Просто смотрит. Слушает мой рассказ, который разрывает мне душу.
— И после возвращения в дом Глеба я как-то случайно стала свидетелем разговора отца с Салтыковым. Не знаю... Возможно, это был знак судьбы. Возможно, мне нужно было воспользоваться этой информацией по полной. Встать перед тобой и сказать, что у нас родилась дочь. Но я этого не сделала... Глеб говорил, что ты приехал в Россию. Что часто бываешь в компании Байдасарова. Я однажды проезжала мимо. Даже припарковала автомобиль. Хотела подняться к Теоману. Задать ему пару вопросов, расспросить про тебя. Но я не смогла. Потому что вышла из машины и увидела тебя... С другой. Ты открыл дверь внедорожника, пригласил ее сесть...
— Арин...
— Не перебивай, пожалуйста. Дай рассказать до конца.
Шмыгнув носом, как маленькая девочка, я качаю головой. Слезы текут и текут. А в горле стоит ком. Я помню тот день так отчетливо. Тогда во мне что-то сломалось. Второй раз в этой жизни. Смотрела, как мой Эмиль... Как мой любимый Эмиль обнимает другую, целует ее... И потихоньку сходила с ума.
— Я просто поняла, что не смогу. Что в любом случае я проиграла. Ты был чужим мужчиной, не моим. Я не имела права подойти. Потому что подумала... Подумала, что ты сумел забыть прошлое и начать все с чистого листа. Не имела права ломать твое счастье. Именно так считала. А еще я побоялась... Что Глеб снова будет угрожать мне. Теперь дочерью. Я села в машину и уехала обратно. В висках так и звенело: «Папа... Папа... Папа...»
— Все могло бы быть совсем иначе, расскажи ты мне о дочери. Я не оставил бы вас...
— Это ты моему сердцу расскажи, — тычу пальцем в область груди. — Ты однажды бросил ведь меня, поверив в то, что я тебе изменила, предала. У меня не было никаких гарантий. Ты мог бы просто не поверить мне. Мог бы...
— Арина, я не слепой, — Эмиль шумно сглатывает. — Да и ДНК...
— Вот именно... ДНК. Без него ты мне не поверил бы, я же права? А я не стала бы унижаться еще больше. Я тебе никогда не врала.
— Все. Я не хочу обсуждать прошлое и уж тем более ссориться с тобой, — Бестужев целует меня в лоб, прижимает к себе. Кладу голову на его грудь и слышу, как часто и громко стучит его сердце. — Все прошло. Не хочу больше вспоминать те времена. Нужно жить настоящим и думать о будущем, Арина. Разве нет?

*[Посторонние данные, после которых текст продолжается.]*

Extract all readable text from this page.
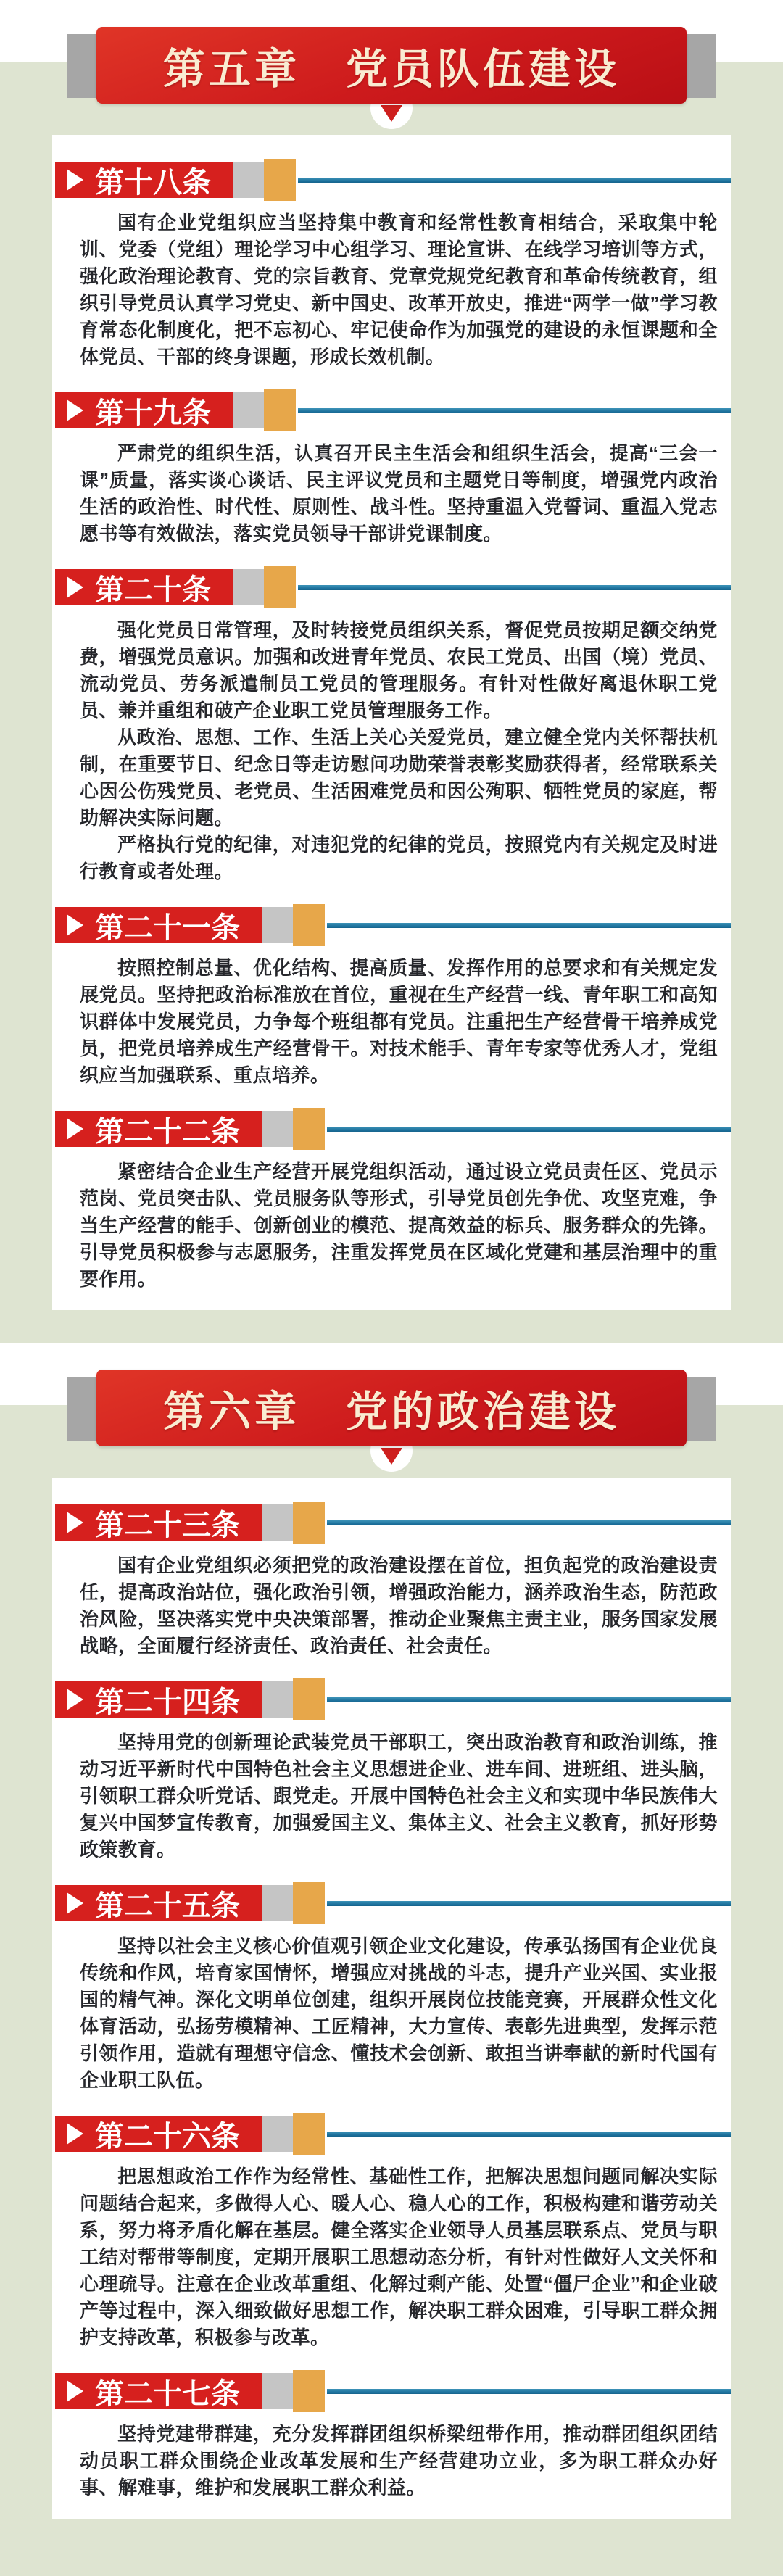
第五章　党员队伍建设
第十八条

国有企业党组织应当坚持集中教育和经常性教育相结合，采取集中轮训、党委（党组）理论学习中心组学习、理论宣讲、在线学习培训等方式，强化政治理论教育、党的宗旨教育、党章党规党纪教育和革命传统教育，组织引导党员认真学习党史、新中国史、改革开放史，推进“两学一做”学习教育常态化制度化，把不忘初心、牢记使命作为加强党的建设的永恒课题和全体党员、干部的终身课题，形成长效机制。

第十九条

严肃党的组织生活，认真召开民主生活会和组织生活会，提高“三会一课”质量，落实谈心谈话、民主评议党员和主题党日等制度，增强党内政治生活的政治性、时代性、原则性、战斗性。坚持重温入党誓词、重温入党志愿书等有效做法，落实党员领导干部讲党课制度。

第二十条

强化党员日常管理，及时转接党员组织关系，督促党员按期足额交纳党费，增强党员意识。加强和改进青年党员、农民工党员、出国（境）党员、流动党员、劳务派遣制员工党员的管理服务。有针对性做好离退休职工党员、兼并重组和破产企业职工党员管理服务工作。

从政治、思想、工作、生活上关心关爱党员，建立健全党内关怀帮扶机制，在重要节日、纪念日等走访慰问功勋荣誉表彰奖励获得者，经常联系关心因公伤残党员、老党员、生活困难党员和因公殉职、牺牲党员的家庭，帮助解决实际问题。

严格执行党的纪律，对违犯党的纪律的党员，按照党内有关规定及时进行教育或者处理。

第二十一条

按照控制总量、优化结构、提高质量、发挥作用的总要求和有关规定发展党员。坚持把政治标准放在首位，重视在生产经营一线、青年职工和高知识群体中发展党员，力争每个班组都有党员。注重把生产经营骨干培养成党员，把党员培养成生产经营骨干。对技术能手、青年专家等优秀人才，党组织应当加强联系、重点培养。

第二十二条

紧密结合企业生产经营开展党组织活动，通过设立党员责任区、党员示范岗、党员突击队、党员服务队等形式，引导党员创先争优、攻坚克难，争当生产经营的能手、创新创业的模范、提高效益的标兵、服务群众的先锋。引导党员积极参与志愿服务，注重发挥党员在区域化党建和基层治理中的重要作用。

第六章　党的政治建设
第二十三条

国有企业党组织必须把党的政治建设摆在首位，担负起党的政治建设责任，提高政治站位，强化政治引领，增强政治能力，涵养政治生态，防范政治风险，坚决落实党中央决策部署，推动企业聚焦主责主业，服务国家发展战略，全面履行经济责任、政治责任、社会责任。

第二十四条

坚持用党的创新理论武装党员干部职工，突出政治教育和政治训练，推动习近平新时代中国特色社会主义思想进企业、进车间、进班组、进头脑，引领职工群众听党话、跟党走。开展中国特色社会主义和实现中华民族伟大复兴中国梦宣传教育，加强爱国主义、集体主义、社会主义教育，抓好形势政策教育。

第二十五条

坚持以社会主义核心价值观引领企业文化建设，传承弘扬国有企业优良传统和作风，培育家国情怀，增强应对挑战的斗志，提升产业兴国、实业报国的精气神。深化文明单位创建，组织开展岗位技能竞赛，开展群众性文化体育活动，弘扬劳模精神、工匠精神，大力宣传、表彰先进典型，发挥示范引领作用，造就有理想守信念、懂技术会创新、敢担当讲奉献的新时代国有企业职工队伍。

第二十六条

把思想政治工作作为经常性、基础性工作，把解决思想问题同解决实际问题结合起来，多做得人心、暖人心、稳人心的工作，积极构建和谐劳动关系，努力将矛盾化解在基层。健全落实企业领导人员基层联系点、党员与职工结对帮带等制度，定期开展职工思想动态分析，有针对性做好人文关怀和心理疏导。注意在企业改革重组、化解过剩产能、处置“僵尸企业”和企业破产等过程中，深入细致做好思想工作，解决职工群众困难，引导职工群众拥护支持改革，积极参与改革。

第二十七条

坚持党建带群建，充分发挥群团组织桥梁纽带作用，推动群团组织团结动员职工群众围绕企业改革发展和生产经营建功立业，多为职工群众办好事、解难事，维护和发展职工群众利益。
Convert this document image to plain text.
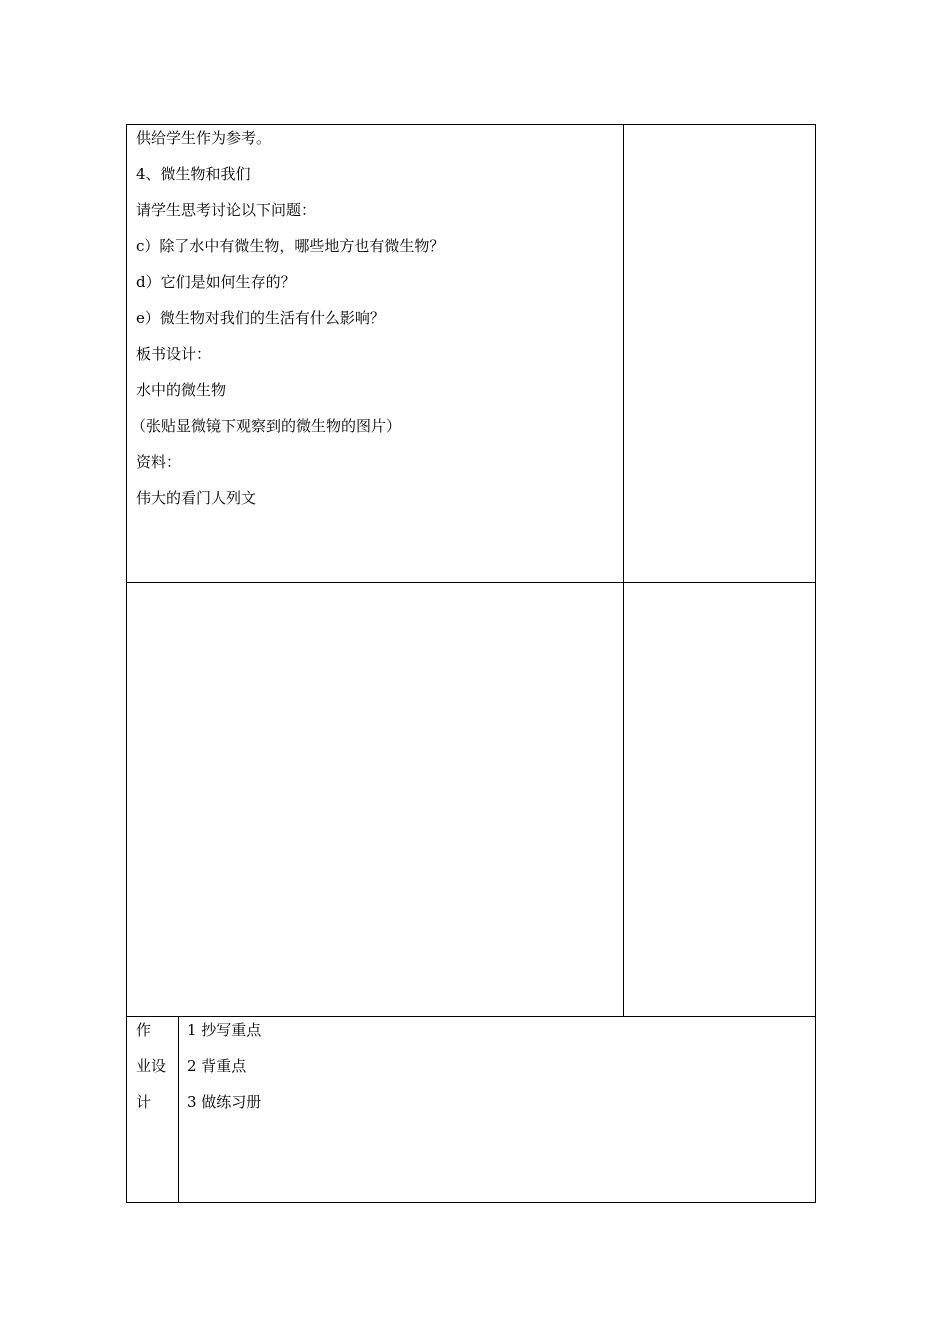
供给学生作为参考。
4、微生物和我们
请学生思考讨论以下问题：
c）除了水中有微生物，哪些地方也有微生物？
d）它们是如何生存的？
e）微生物对我们的生活有什么影响？
板书设计：
水中的微生物
（张贴显微镜下观察到的微生物的图片）
资料：
伟大的看门人列文
作
业设
计
1 抄写重点
2 背重点
3 做练习册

— Я к чему начала этот разговор, Эмиль, — слегка отстраняюсь и заглядываю в глаза любимому мужчине. — Тогда я могла продолжить жизнь, стараясь не вспоминать ту боль, что разрывала сердце на куски. Тогда Эмилия не знала тебя в лицо. Лишь думала, что где-то там, далеко-далеко, у нее есть отец, который живет на море. И который однажды вернется. В последнее время она не задавала мне тонны вопросов, касающихся тебя. А вот когда шла в садик... Она видела, как детишек привозят и отвозят их отцы, и интересовалась, когда же закончится работа ее папы. Полгода как дочка стала такой спокойной и понятливой. Она просто боялась сделать мне больно, задав не те вопросы. Эмиль, она уже не та маленькая девочка, которую можно обмануть. Пообещать что-либо, а потом не сдержать свое слово. Если вдруг ты сделаешь что-то не так... Я переживу. Но не причиняй боль нашей дочери, Эмиль. Я тебя умоляю.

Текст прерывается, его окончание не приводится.